In the present study, all 19 morphometric indices drastically among domestic animals (sheep, goat, and cattle) as well as human isolates obtained from the area study. Therefore, morphometric evaluation was discovered to be an advantageous tool for variance identifications of common strains of E. granulosus from Iran. Data acquired from the morphological analysis in the present study are comparable to those conveyed by other investigators of Iran (10, 35, 56). Analysis of the rostellar hooks of E. granolusus declared that in transmission of the larval stage to definitive hosts, characteristics of the hook may be stayed stable with less variation than adult worm.
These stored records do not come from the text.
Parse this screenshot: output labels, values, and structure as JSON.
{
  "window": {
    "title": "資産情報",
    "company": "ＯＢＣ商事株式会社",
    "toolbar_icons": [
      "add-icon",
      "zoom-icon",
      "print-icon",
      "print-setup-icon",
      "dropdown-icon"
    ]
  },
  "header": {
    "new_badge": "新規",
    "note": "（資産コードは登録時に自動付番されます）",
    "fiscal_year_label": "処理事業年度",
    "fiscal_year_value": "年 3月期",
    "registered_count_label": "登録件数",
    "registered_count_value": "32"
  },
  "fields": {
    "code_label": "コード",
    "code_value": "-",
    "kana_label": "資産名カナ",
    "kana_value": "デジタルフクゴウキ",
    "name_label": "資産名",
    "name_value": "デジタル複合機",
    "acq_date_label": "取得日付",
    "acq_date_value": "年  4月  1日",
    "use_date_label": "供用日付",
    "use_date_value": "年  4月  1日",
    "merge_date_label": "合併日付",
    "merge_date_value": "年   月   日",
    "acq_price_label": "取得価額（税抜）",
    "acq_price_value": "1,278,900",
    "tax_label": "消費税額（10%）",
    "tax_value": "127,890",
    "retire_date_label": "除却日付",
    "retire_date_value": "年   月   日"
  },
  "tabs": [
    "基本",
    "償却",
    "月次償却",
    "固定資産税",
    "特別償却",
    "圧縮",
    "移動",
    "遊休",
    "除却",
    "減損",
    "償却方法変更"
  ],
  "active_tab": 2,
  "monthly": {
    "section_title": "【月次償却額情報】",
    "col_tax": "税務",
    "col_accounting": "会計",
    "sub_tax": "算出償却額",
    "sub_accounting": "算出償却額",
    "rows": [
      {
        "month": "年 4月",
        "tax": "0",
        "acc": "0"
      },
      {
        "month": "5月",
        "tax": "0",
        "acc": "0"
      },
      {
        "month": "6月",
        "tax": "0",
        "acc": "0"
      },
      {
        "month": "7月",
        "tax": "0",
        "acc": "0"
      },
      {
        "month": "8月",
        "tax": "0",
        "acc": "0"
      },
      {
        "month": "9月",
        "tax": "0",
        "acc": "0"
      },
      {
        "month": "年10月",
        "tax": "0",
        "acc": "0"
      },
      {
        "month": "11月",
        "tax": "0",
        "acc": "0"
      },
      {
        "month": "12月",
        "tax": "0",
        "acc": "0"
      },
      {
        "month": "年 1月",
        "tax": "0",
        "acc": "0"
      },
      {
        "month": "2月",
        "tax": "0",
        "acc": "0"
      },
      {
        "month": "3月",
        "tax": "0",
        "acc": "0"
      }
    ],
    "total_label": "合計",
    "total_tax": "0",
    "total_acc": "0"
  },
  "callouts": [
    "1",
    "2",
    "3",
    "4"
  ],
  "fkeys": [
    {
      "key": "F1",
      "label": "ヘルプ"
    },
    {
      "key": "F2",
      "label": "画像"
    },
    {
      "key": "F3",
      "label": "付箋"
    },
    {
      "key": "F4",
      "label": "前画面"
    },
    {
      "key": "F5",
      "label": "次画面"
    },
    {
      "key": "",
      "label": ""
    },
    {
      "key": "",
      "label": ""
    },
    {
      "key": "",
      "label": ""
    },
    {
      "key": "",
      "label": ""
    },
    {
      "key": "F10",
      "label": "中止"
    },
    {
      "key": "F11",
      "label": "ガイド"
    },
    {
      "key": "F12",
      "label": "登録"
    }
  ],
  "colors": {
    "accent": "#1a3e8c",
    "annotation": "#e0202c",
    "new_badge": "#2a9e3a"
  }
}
This could identify the strain of this tapeworm and the source of infection (49, 57). The total length of the large hook and the blade of large hook characters of Iranian animals were significantly different from Egyptian ones (40). These dissimilarities insinuate that there is possibly an inter-group heterogeneity among Egyptian as well as Iranian isolates. At present, various techniques have focused on the molecular identification of E. granulosus, while an increasing number of them used research on the parasites nuclear genes as well as mitochondrial NADH dehydrogenase 1(ND1) and cytochrome oxidase 1(CO1) (41–42). Recently in Iran, several molecular studies showed the diversity of mitochondrial and ribosomal genes and confirmed 3 distinct E. granulosus genotypes, including genotype G1 in cattle, sheep, camels, goats, as well as humans, genotype G3 in sheep, humans, buffalo, as well as cattle, and genotype G6 in humans, sheep, as well as camels in different geographic areas (12, 20, 26, 43–46). Camels, as well as sheep strains, are comparable identified in humans as well as cattle.
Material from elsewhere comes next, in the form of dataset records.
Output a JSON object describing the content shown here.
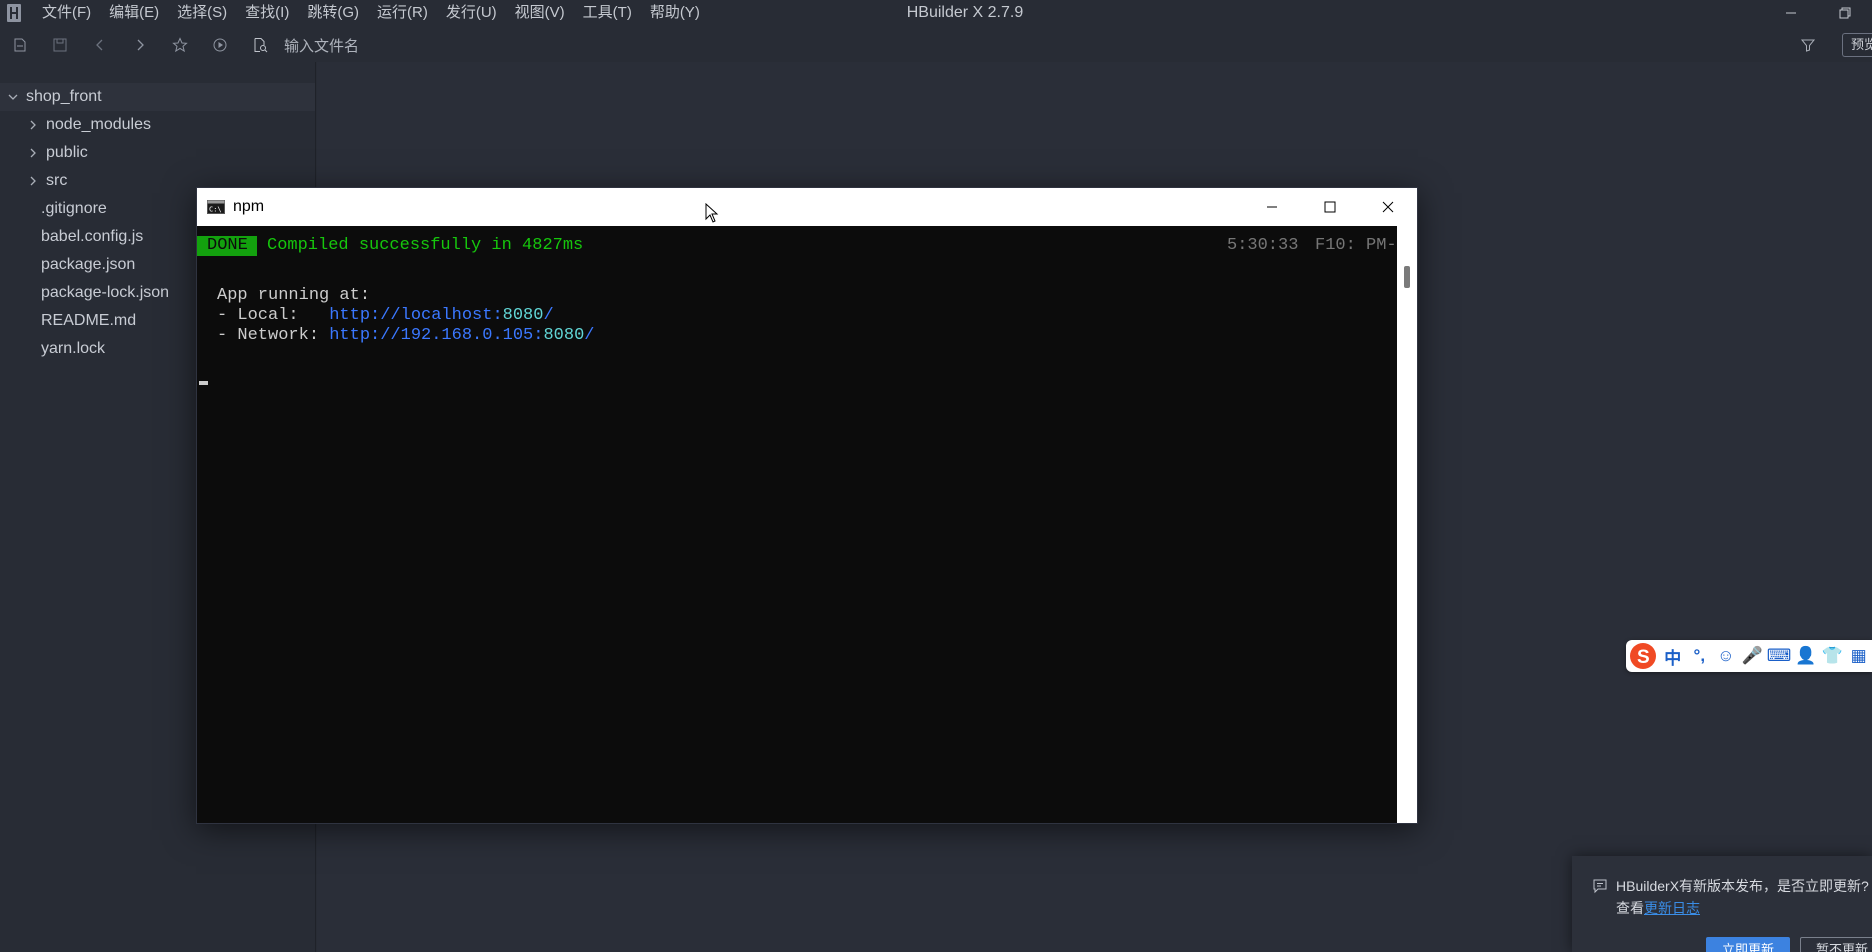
{
  "window": {
    "title": "HBuilder X 2.7.9"
  },
  "menu": [
    "文件(F)",
    "编辑(E)",
    "选择(S)",
    "查找(I)",
    "跳转(G)",
    "运行(R)",
    "发行(U)",
    "视图(V)",
    "工具(T)",
    "帮助(Y)"
  ],
  "toolbar": {
    "file_search_placeholder": "输入文件名",
    "preview_label": "预览"
  },
  "sidebar": {
    "root": "shop_front",
    "folders": [
      "node_modules",
      "public",
      "src"
    ],
    "files": [
      ".gitignore",
      "babel.config.js",
      "package.json",
      "package-lock.json",
      "README.md",
      "yarn.lock"
    ]
  },
  "terminal": {
    "title": "npm",
    "done_badge": "DONE",
    "compiled": "Compiled successfully in 4827ms",
    "timestamp": "5:30:33",
    "status_tag": "F10: PM-",
    "running_at": "App running at:",
    "local_label": "- Local:   ",
    "local_url": "http://localhost:",
    "local_port": "8080",
    "local_slash": "/",
    "network_label": "- Network: ",
    "network_url": "http://192.168.0.105:",
    "network_port": "8080",
    "network_slash": "/"
  },
  "ime": {
    "items": [
      "中",
      "°,",
      "☺",
      "🎤",
      "⌨",
      "👤",
      "👕",
      "▦"
    ]
  },
  "notification": {
    "message": "HBuilderX有新版本发布，是否立即更新?",
    "view_prefix": "查看",
    "changelog_link": "更新日志",
    "update_now": "立即更新",
    "later": "暂不更新"
  },
  "colors": {
    "bg": "#282c35",
    "editor_bg": "#2a2e38",
    "terminal_bg": "#0c0c0c",
    "done_green": "#13a10e",
    "compiled_green": "#16c60c",
    "url_blue": "#3b78ff",
    "port_cyan": "#61d6d6",
    "accent_blue": "#3c82e0"
  }
}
The results of this study showed that G1 genotype (sheep strain) was the predominant genotype of E. granulosus in infected humans as well as domestic animals, which is in agreement with other reports from Iran and other countries (17, 34, 36, 40, 48). The usage of mitochondrial DNA sequencing is primarily centered on its rapid evolution, emphasizing its significance in the biasness of closely affiliated organism as in the event of Echinococcus genotypes, which appear to be favorably homogenous evolutionary units (58).

Conclusion

This study, for the first time based on morphometric and molecular-phylogenetic taxonomic, indicated that along strain (G1 sheep strain) of E. granulosus distributes amongst the intermediate masses of this parasite Kashan, Iran. Therefore, similar to additional transmittable diseases, hydatidosis is essential in being regarded as an important concern in the health policy makers’ decisions. Our genetic characterization of human and animal E. granulosus strain in Iran will be quite useful regarding determination strains of taxonomy and development prevention strategies as well as control programs of infected hosts, particularly when there is a shortage of evidence regarding the character of this worm that affects intermediate and definitive hosts. Further studies including additional sample sizes from diverse geographic regions of Iran are necessary for genetic mapping of E. granulosus.